Re: Rethinking LOCK TABLE's behavior on views - Mailing list pgsql-hackers

From Noah Misch
Subject Re: Rethinking LOCK TABLE's behavior on views
Date
Msg-id 20201111022132.GB1028868@rfd.leadboat.com
Whole thread Raw
In response to Re: Rethinking LOCK TABLE's behavior on views  (Alvaro Herrera <alvherre@alvh.no-ip.org>)
List pgsql-hackers
On Mon, Nov 09, 2020 at 11:42:33AM -0300, Alvaro Herrera wrote:
> On 2020-Nov-07, Noah Misch wrote:
> > On Sat, Nov 07, 2020 at 11:57:20AM -0500, Tom Lane wrote:
> > > A completely different approach we could consider is to weaken the
> > > permissions requirements for LOCK on a view, say "allow it if either
> > > the calling user or the view owner has the needed permission".  This
> > > seems generally pretty messy and so I don't much like it, but we
> > > should consider as many solutions as we can think of.
> > 
> > This is the best of what you've listed by a strong margin, and I don't know of
> > better options you've not listed.  +1 for it.  Does it work for you?
> 
> It does sound attractive from a user complexity perspective, even if it
> does sound messy form an implementation perspective.
> 
> > I think
> > the mess arises from LOCK TABLE serving "get locks sufficient for $ACTIONS" as
> > a family of use cases.  For views only, different $ACTIONS want different
> > behavior.  $ACTIONS==SELECT wants today's behavior; pg_get_viewdef() wants
> > shallower recursion and caller permissions; DROP VIEW wants no recursion.
> 
> Maybe we can tackle this problem directly, by adding a clause to LOCK
> TABLE to indicate a purpose for the lock that the server can use to
> determine the level of recursion.  For example
>   LOCK TABLE xyz IN <mode> FOR <purpose>
> where <purpose> can be READ, DROP, DEFINE.

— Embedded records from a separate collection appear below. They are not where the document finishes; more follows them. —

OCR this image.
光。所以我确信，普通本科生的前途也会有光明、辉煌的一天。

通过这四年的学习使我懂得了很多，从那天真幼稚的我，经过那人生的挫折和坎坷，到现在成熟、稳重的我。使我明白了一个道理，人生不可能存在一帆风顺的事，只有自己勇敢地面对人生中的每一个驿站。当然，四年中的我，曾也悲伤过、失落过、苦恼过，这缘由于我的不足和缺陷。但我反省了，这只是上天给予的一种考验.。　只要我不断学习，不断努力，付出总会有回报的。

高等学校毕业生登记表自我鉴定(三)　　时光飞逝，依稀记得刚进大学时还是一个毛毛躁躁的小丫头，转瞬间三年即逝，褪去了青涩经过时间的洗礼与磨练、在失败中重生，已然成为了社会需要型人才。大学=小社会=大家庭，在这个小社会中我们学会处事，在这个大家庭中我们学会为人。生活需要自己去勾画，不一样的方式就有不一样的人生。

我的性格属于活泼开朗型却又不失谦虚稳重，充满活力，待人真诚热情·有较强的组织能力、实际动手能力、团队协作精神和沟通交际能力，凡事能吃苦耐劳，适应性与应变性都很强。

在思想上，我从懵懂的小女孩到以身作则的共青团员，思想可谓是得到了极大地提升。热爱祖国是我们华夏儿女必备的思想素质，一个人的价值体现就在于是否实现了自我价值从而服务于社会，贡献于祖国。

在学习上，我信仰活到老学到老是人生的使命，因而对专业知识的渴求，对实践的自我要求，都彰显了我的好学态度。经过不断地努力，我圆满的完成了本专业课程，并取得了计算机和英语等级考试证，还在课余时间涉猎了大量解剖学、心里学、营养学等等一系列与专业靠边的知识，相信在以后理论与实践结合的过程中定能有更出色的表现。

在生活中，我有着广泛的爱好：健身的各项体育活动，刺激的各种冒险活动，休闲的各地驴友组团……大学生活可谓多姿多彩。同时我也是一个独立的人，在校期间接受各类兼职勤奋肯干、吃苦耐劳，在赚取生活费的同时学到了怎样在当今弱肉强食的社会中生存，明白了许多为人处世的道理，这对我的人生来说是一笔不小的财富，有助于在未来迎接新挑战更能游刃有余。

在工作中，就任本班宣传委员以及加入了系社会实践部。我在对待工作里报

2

Possible.  Regrettably, we're not set up for it; running pg_get_viewdef() to
completion is today's way to determine what it will lock.  Each of these modes
probably would have condensed copies of the operation they mimic, which I'd
find sadder than locking somewhat more than pg_dump needs (via today's "LOCK
TABLE viewname" behavior).  Is it plausible to do without that duplication?